Stuttgart - Am Sonntag, tritt er im honorigen Baden-Badener Festspielhaus auf, nach Anne-Sophie Mutter und Sir Simon Rattle und vor Jonas Kaufmann und Gidon Kremer. Kein Zweifel: Otto ist ein Star. Zu seinen Fans gehörten auch die Highbrow-Satiriker der Neuen Frankfurter Schule. Zugleich aber hat er ein breites Publikum gewonnen wie vor ihm vielleicht Heinz Rühmann. Wenn Jean-Luc Godard den „Kindern von Marx und Coca-Cola“ huldigte, so war Otto das Kind der Marx Brothers und – nun ja: von Coca-Cola. Das Blödeln als Kunst hat er nicht erfunden, aber er hat ihm eine Variante hinzugefügt, gestisch, verbal, im Auftreten, das offenbar den Geist der Zeit und den Nagel auf den Kopf traf. Er wurde imitiert, wie einst Hans Moser oder John Wayne, seine Gags und Kalauer wurden zu Folklore, wer ihn nicht kannte, war für den Small Talk ebenso verloren wie jemand, der „Wetten, dass . . ?“ oder die Fussball-WM verschwitzt hat. Er war nämlich auch ein Kind des Fernsehens.

 

Aber ist das nicht alles schon Geschichte? Funktioniert das heute noch? Oder gehen die Leute in die Liederhalle, um die Zeit auferstehen zu lassen, als sie noch jung und knackig waren, als der anarchische Clown ihrem Lebensgefühl näher stand als die gute Gesellschaft, in der sie mittlerweile angekommen sind? Immerhin füllt Otto immer noch zwei Mal hintereinander den Beethoven-Saal. Das schaffen nicht mehr viele aus den Jahren, in denen er seine Glanzzeit hatte. Und es sind keineswegs nur Nostalgiker im Saal. Im Publikum sind alle Altersgruppen vertreten, bis hin zu Kindern aus der Grundschule.

Glatze über der blonden Mähne

Otto, mittlerweile 65 Jahre alt, hat eine Glatze über seiner blonden Mähne, die unverzichtbar zu seinem Auftritt gehört wie das Stottern zu Werner Finck. Er ist, wie viele große Komiker von Charlie Chaplin bis Woody Allen, von Tati bis Georg Schrammm ein Typus: der Typus des verhuschten Fauns, des sorglosen Hansguckindieluft, mit einem komischen Gang wie Chuck Berry oder Michael Jackson. Sein Humor entzieht sich ebenso der Kritik wie ein Big Mac. Er ist Geschmackssache. Er geht so: „Die Magd ist beim Milchtrinken erstickt. Die Kuh hatte sich hingesetzt.“ Oder so: „Meine Frau ist mit meinem besten Freund durchgebrannt. Jetzt ist alles so sinnlos ohne ihn.“ Oder so: „Pommes de bordell: Kartoffelpuffer“. Otto setzt an zu Parodien von Heino oder Peter Maffay oder Falco und hört gleich wieder auf.

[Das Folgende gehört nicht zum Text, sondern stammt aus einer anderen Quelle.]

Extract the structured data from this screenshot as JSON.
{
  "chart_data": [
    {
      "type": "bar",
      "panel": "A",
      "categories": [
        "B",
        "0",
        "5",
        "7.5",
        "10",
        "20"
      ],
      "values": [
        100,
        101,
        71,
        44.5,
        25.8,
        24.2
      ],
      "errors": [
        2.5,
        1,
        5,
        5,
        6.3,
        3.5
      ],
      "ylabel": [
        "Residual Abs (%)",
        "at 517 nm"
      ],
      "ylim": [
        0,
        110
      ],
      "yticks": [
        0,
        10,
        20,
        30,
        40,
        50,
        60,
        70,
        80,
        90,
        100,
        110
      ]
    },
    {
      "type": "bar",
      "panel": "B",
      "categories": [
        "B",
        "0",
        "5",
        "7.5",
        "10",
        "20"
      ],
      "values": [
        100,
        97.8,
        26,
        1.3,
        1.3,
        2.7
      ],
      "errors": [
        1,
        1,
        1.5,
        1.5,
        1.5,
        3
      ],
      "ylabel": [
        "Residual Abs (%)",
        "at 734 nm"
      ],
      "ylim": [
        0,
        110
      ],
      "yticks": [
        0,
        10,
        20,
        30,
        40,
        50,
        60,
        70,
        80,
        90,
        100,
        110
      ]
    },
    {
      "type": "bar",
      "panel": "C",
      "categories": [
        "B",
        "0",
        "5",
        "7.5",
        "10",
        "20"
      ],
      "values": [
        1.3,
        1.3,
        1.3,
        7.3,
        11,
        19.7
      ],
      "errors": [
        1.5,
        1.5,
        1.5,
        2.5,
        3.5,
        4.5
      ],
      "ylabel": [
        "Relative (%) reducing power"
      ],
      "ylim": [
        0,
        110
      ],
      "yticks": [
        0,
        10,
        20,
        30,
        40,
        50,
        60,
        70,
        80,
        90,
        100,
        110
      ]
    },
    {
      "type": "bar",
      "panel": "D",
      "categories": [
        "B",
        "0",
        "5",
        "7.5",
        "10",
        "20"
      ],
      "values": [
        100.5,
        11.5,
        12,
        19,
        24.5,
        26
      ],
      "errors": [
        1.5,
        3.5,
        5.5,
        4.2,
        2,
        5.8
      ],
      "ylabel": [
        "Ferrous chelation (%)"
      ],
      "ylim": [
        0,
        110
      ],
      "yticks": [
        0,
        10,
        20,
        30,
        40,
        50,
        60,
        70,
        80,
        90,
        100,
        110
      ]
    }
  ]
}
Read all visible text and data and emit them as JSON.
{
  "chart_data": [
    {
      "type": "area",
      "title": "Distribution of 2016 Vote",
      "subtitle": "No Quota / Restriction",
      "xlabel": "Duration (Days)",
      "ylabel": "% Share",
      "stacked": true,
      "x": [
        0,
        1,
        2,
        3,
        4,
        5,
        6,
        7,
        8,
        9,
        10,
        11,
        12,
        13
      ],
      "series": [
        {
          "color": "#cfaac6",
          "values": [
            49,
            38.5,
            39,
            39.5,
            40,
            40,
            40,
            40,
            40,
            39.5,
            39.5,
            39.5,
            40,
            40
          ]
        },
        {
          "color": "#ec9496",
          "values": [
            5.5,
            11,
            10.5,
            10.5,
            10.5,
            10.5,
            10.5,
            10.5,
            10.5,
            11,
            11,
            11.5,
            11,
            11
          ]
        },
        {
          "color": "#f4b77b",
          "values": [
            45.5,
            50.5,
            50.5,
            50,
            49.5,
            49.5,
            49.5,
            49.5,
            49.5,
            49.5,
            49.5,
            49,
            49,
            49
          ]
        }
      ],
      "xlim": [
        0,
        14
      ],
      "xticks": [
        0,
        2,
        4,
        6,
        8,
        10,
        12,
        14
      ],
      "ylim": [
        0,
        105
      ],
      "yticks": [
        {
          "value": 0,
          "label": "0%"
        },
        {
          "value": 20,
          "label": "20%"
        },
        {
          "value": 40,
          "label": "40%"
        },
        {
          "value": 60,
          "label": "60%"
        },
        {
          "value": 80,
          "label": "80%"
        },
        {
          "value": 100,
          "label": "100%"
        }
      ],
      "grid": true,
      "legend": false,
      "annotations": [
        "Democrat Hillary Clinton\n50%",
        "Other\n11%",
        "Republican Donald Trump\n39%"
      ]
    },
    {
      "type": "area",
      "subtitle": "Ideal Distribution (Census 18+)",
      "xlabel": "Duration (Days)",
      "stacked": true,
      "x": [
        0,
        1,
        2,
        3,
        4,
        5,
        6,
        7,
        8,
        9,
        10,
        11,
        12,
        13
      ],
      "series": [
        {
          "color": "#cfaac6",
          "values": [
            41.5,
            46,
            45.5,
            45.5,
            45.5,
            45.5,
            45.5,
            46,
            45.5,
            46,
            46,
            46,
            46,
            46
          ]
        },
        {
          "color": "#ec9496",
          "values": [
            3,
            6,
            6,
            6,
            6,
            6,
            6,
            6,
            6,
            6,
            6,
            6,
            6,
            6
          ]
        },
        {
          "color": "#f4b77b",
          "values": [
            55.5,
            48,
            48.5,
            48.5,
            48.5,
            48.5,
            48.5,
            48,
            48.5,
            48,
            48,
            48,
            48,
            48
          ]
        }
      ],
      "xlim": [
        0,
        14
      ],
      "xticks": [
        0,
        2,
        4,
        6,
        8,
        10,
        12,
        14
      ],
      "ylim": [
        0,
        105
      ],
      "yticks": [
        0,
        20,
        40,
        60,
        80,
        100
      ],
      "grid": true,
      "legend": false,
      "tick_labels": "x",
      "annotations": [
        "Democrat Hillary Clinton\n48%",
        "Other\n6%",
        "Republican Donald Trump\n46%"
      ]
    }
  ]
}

Doch darauf kommt es gar nicht an. Was zählt, ist das Gemeinschaftserlebnis, die Strandparty im Konzertsaal. Die Zuschauer jubeln und krähen auf Geheiß wie ein Hahn. Und als Otto ansetzt, „seinen Song“ „Marmorstein und Eisen bricht“ zu singen, nimmt ihm das Publikum die Arbeit ab, brüllt einen Schlager nach dem anderen. Eigentlich braucht man Otto nicht.